Operational performance across verticals
Executives detailed solid results across Porto’s four business arms. In insurance, revenue grew 3.3%, with claims stable at 51.6% and auto premiums rising 4% in items sold, even with a lower average ticket — the result of product mix adjustments amid fierce competition. Porto Saúde delivered R$2.2 billion in premiums, up 27%, and net income up 65% with 143,000 new lives added. Claims fell to 78.3%, and the ROI reached 26%. The Porto Bank expanded its credit portfolio by 20% with low delinquency and a 26% ROE, driven by fee monetization and diversification. The services vertical posted a slight revenue drop due to fewer auto assistance requests, but digital services jumped 60% while administrative expenses fell by 100 basis points.

Competition and financial returns
Questions from analysts at Bank of America and HSBC centered on the surge in auto competition and falling average prices.
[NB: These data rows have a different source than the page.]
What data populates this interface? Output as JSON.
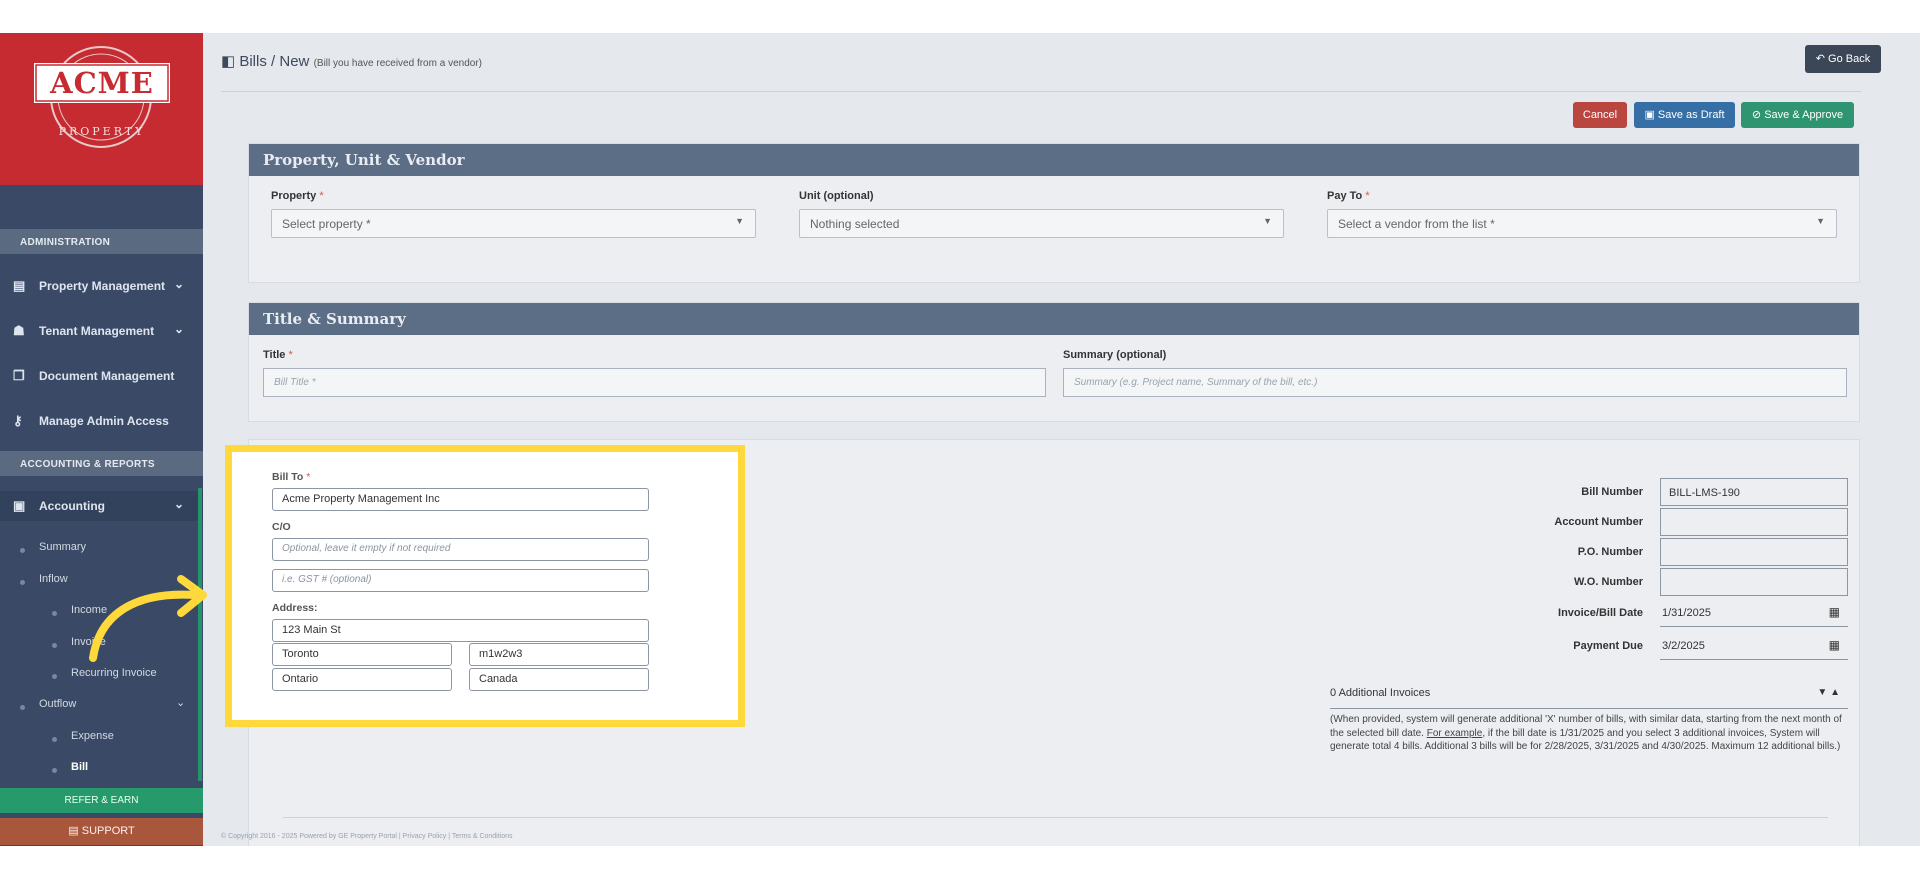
{
  "brand": {
    "name": "ACME",
    "tagline": "PROPERTY"
  },
  "sidebar": {
    "sections": [
      "ADMINISTRATION",
      "ACCOUNTING & REPORTS"
    ],
    "items": [
      {
        "label": "Property Management",
        "icon": "building-icon"
      },
      {
        "label": "Tenant Management",
        "icon": "users-icon"
      },
      {
        "label": "Document Management",
        "icon": "documents-icon"
      },
      {
        "label": "Manage Admin Access",
        "icon": "key-icon"
      },
      {
        "label": "Accounting",
        "icon": "money-icon"
      }
    ],
    "sub": {
      "summary": "Summary",
      "inflow": "Inflow",
      "income": "Income",
      "invoice": "Invoice",
      "recurring": "Recurring Invoice",
      "outflow": "Outflow",
      "expense": "Expense",
      "bill": "Bill"
    },
    "refer": "REFER & EARN",
    "support": "SUPPORT"
  },
  "header": {
    "section": "Bills",
    "slash": "/",
    "page": "New",
    "subtitle": "(Bill you have received from a vendor)",
    "go_back": "Go Back"
  },
  "actions": {
    "cancel": "Cancel",
    "draft": "Save as Draft",
    "approve": "Save & Approve"
  },
  "panel1": {
    "title": "Property, Unit & Vendor",
    "property_label": "Property",
    "property_value": "Select property *",
    "unit_label": "Unit (optional)",
    "unit_value": "Nothing selected",
    "payto_label": "Pay To",
    "payto_value": "Select a vendor from the list *"
  },
  "panel2": {
    "title": "Title & Summary",
    "title_label": "Title",
    "title_placeholder": "Bill Title *",
    "summary_label": "Summary (optional)",
    "summary_placeholder": "Summary (e.g. Project name, Summary of the bill, etc.)"
  },
  "billto": {
    "label": "Bill To",
    "name": "Acme Property Management Inc",
    "co_label": "C/O",
    "co_placeholder": "Optional, leave it empty if not required",
    "gst_placeholder": "i.e. GST # (optional)",
    "address_label": "Address:",
    "street": "123 Main St",
    "city": "Toronto",
    "postal": "m1w2w3",
    "province": "Ontario",
    "country": "Canada"
  },
  "bill_fields": [
    {
      "label": "Bill Number",
      "value": "BILL-LMS-190"
    },
    {
      "label": "Account Number",
      "value": ""
    },
    {
      "label": "P.O. Number",
      "value": ""
    },
    {
      "label": "W.O. Number",
      "value": ""
    },
    {
      "label": "Invoice/Bill Date",
      "value": "1/31/2025"
    },
    {
      "label": "Payment Due",
      "value": "3/2/2025"
    }
  ],
  "additional": {
    "label": "0 Additional Invoices",
    "note_a": "(When provided, system will generate additional 'X' number of bills, with similar data, starting from the next month of the selected bill date. ",
    "note_link": "For example",
    "note_b": ", if the bill date is 1/31/2025 and you select 3 additional invoices, System will generate total 4 bills. Additional 3 bills will be for 2/28/2025, 3/31/2025 and 4/30/2025. Maximum 12 additional bills.)"
  },
  "footer": {
    "text": "© Copyright 2016 - 2025 Powered by GE Property Portal | Privacy Policy | Terms & Conditions"
  },
  "colors": {
    "sidebar": "#3a4a66",
    "logo_bg": "#c62b32",
    "cancel": "#c9302c",
    "draft": "#2a6fb0",
    "approve": "#27a06d",
    "highlight": "#ffd83c"
  }
}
Kakinoff and Auto head Rivaldo Leite stressed that Porto refuses to join “price wars,” preferring to defend margins. The higher claims ratio, they said, reflects a deliberate shift toward more Azul and Itaú policies — with fewer bundled services — and should normalize by 2026. “Our strategy is to preserve profitability, not volume,” said Kakinoff.

On the financial side, the focus was how Porto plans to maintain its strong financial income amid falling interest rates. Porto outlined plans to roll over part of the bond portfolio to lock in higher real yields and gradually increase exposure to risk assets like private equity and equities. “We’re challenging ourselves to mitigate — even neutralize — the impact of rate cuts on nominal returns,” Kakinoff said.

Efficiency and discipline
Porto also reported its lowest administrative cost ratio in history9.9% at the insurer and 10.8% consolidated, down from 14.8% in 2020. The decline reflects stronger diversification and cost dilution. “It shows the structural reorganization is delivering the expected leverage,” said Damardi.